Victorian London - Professions and Trades - Clothing - Drapers

see also Charles Manby Smith in The Little World of London - click here

    I fell in talk with a neat pleasant looking young woman who stood next me.
    Her father, it gradually appeared, is a farmer near Lutterworth; & she, his only daughter, is a draper's shopwoman. ... I offered her my arm & umbrella and I found she was ready to tell me all I wanted to know about the life of the shop. . . .
    Her employer, whom she called 'the Master' and 'our old gentleman', is a bachelor, and keeps eight attendants for his shop, four male, four female. These all, except one man, live in the house, but not with the master. They have a common sittingroom for meals, down stairs in the cellar next the kitchen; and a common drawingroom parlour, at the top of the house. In these they all, young men and young women, sit together, the men however breakfasting & dining at a different time. There is no elder person present, but the cook downstairs has a certain authority. 'We have to get our meals as we can', she said: 'sometimes when you've gone down to get dinner, the shopbell rings, and up you've to come without tasting a thing. The "young ladies" begin work at eight, and go on till nine at night-you don't go out of the shop all day except downstairs for meals; ... I stand behind the counter-we have one counter & the men the other. Our customers is chiefly ladies; and Ladies are so tiresome .
    'We've not many gentlemen customers', she went on, 'ours is mostly a ladies' shop: but sometimes a gentleman might come in for gloves or that. Yes, if he asked me to put the gloves on for him, I should, of course; but not without. And if he wanted to joke me, I should say "one of the young men'll attend to you, Sir". Our old gentleman is very particular about us joking with the young men, or the travellers ... he's very particular who you go with: if I was to stop out meals of a Sunday without asking, he'd have ever so many questions about where I'd been when I got home. "Eliza" he says sometimes, "what 'ud your father an' mother say tome if I didn't keep an eye to you?". . ...
    'We go out for a walk sometimes after shop hours, from halfpast nine; the men don't often go with us; they try to, but we don't want 'em. I think we like 'em very well, but there's no sweethearting between us. We sit with them of an evening upstairs after supper, and talk; yes, we talk about the customers a good deal, what's happened in the day; that's the chief of what we talk about, I think. I never go out to any amusements hardly; not dancing rooms, no! our old gentleman mould be in a way if I was to go to them. On Sundays we all dine with the master; we go to church, and have to be in at meals, unless we ask leave; but we have the evenings to ourselves, from half past six till eleven; and then I go and see some friends in Pimlico sometimes, or else for a walk, like tonight. . .

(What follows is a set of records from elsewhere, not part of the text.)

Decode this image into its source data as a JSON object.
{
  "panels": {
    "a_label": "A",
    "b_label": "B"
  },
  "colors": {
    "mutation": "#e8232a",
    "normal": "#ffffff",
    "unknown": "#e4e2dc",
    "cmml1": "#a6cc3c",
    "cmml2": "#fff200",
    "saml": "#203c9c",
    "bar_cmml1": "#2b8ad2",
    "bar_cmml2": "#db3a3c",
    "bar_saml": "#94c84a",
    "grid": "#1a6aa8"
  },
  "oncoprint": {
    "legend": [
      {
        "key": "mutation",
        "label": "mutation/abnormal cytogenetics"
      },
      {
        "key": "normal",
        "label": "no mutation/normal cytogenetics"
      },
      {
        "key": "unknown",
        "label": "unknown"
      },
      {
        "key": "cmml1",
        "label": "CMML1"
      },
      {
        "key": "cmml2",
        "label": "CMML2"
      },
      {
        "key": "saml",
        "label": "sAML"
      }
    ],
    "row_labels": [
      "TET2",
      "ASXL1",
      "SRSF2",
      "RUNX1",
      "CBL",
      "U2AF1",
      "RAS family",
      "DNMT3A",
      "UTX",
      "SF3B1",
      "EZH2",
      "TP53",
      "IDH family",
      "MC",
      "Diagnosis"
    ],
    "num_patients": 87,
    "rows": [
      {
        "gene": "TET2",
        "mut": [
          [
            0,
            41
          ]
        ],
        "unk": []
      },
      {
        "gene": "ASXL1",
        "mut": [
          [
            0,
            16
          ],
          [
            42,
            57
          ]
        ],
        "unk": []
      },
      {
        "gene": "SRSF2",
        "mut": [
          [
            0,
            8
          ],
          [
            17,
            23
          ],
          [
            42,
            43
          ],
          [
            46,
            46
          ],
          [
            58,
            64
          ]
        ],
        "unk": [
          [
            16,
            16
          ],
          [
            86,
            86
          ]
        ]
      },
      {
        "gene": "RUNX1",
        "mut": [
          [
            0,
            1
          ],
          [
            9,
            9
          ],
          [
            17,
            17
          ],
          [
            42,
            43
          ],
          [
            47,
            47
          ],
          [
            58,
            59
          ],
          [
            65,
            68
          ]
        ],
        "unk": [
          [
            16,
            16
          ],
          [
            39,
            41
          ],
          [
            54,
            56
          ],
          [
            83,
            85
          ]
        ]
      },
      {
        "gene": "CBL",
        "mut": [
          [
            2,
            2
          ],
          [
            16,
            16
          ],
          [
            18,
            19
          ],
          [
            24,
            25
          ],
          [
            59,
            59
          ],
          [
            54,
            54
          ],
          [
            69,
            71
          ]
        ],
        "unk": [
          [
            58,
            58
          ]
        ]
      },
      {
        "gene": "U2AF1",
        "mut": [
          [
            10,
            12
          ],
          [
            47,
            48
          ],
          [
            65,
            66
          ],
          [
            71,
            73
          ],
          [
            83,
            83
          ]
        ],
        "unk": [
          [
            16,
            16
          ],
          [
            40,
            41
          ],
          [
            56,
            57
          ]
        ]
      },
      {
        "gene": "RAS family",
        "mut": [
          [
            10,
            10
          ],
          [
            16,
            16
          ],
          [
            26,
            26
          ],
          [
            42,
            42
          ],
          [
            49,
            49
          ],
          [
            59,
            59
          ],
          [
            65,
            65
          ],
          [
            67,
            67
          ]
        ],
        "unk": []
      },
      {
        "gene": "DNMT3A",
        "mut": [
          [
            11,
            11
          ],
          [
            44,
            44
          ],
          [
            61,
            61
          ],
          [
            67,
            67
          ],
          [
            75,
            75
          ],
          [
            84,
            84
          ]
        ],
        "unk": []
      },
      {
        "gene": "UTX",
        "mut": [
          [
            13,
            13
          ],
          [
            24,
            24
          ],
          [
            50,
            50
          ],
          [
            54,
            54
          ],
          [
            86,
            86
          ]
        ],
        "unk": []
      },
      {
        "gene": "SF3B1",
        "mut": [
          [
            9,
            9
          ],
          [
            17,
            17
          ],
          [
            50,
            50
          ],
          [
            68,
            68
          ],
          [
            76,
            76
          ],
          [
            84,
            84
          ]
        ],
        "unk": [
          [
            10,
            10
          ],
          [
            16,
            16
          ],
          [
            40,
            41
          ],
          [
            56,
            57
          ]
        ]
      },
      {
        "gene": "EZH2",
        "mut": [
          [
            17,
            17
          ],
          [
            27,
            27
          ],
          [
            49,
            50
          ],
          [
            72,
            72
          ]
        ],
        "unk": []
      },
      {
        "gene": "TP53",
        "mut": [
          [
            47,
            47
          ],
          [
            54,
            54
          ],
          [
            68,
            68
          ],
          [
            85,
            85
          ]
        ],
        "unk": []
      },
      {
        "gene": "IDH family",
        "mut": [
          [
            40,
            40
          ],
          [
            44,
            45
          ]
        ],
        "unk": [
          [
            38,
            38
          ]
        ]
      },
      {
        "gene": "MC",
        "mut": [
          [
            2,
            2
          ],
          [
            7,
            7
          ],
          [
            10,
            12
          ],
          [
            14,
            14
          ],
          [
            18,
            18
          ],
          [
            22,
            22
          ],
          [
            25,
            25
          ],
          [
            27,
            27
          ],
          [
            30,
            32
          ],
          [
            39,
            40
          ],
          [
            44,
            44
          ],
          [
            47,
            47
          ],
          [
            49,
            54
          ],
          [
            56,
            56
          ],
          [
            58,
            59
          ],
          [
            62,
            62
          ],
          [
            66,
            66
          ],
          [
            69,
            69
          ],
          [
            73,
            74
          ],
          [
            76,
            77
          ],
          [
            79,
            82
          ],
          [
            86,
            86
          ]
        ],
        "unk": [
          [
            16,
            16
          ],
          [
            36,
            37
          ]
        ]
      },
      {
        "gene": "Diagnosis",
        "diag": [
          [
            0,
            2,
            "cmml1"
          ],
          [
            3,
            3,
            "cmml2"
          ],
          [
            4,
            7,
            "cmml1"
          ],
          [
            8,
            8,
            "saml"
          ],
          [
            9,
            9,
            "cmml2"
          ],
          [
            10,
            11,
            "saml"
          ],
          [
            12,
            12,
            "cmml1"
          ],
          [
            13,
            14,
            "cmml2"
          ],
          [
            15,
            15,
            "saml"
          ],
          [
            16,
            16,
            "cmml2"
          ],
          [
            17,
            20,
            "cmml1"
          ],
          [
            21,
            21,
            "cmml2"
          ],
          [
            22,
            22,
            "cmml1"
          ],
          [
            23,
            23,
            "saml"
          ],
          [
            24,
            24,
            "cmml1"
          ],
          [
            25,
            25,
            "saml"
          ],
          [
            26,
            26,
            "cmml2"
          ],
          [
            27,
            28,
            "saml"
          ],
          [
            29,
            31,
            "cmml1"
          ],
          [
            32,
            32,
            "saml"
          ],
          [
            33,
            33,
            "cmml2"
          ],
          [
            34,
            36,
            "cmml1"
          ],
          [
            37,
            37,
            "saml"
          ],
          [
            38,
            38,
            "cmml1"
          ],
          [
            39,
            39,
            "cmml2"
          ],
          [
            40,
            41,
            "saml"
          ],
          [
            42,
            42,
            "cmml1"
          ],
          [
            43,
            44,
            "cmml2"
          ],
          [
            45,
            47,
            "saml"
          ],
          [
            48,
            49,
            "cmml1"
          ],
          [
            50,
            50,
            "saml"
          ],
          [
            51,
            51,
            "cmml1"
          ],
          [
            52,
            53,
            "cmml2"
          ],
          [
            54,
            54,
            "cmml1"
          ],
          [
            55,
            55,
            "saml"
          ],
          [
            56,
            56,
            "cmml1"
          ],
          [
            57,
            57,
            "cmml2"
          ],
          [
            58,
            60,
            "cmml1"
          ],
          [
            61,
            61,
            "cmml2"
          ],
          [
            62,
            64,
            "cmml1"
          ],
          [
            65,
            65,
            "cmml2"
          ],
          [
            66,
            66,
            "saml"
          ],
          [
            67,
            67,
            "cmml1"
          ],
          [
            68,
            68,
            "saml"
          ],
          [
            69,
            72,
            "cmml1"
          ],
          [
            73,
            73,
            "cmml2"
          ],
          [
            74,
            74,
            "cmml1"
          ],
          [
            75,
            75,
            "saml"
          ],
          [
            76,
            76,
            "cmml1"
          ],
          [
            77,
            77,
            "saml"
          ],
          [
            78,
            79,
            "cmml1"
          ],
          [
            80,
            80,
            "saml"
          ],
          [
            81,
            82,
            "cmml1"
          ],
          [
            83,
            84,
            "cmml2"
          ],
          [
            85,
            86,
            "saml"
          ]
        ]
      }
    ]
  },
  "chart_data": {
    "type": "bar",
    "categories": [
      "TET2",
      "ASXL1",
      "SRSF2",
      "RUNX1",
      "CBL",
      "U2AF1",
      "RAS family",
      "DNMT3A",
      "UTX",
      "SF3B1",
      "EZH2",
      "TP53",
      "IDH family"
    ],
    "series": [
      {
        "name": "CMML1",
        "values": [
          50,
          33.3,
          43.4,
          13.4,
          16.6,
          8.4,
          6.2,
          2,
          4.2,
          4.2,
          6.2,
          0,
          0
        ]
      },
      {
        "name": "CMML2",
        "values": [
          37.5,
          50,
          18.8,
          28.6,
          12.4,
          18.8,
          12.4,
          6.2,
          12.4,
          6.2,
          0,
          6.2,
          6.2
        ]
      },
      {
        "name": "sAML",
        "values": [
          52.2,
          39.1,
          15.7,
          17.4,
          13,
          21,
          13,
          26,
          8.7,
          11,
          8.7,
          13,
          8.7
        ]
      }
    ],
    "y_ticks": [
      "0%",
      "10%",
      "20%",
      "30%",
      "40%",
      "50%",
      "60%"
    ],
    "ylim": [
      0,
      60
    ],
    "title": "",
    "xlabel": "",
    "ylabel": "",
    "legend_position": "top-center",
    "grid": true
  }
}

    'Yes, we're prenticed first; it's according the premium you pay; I was prentice two years, but some's three. ... They rise you [in salary] every year, according; if they didn't rise 'em, they'd go. And of course there's board & lodging besides. Yes, it's much better than service; but the men get a deal more than us. We have to dress nicely for the shop, of course; but he dont like us to be too smart.' It seemed strange enough that Eliza should prefer such a life as she described, to the freshness and freedom of a farm: that however is the foolishness of half educated girls: and I was much pleased, not only with her story but with herself.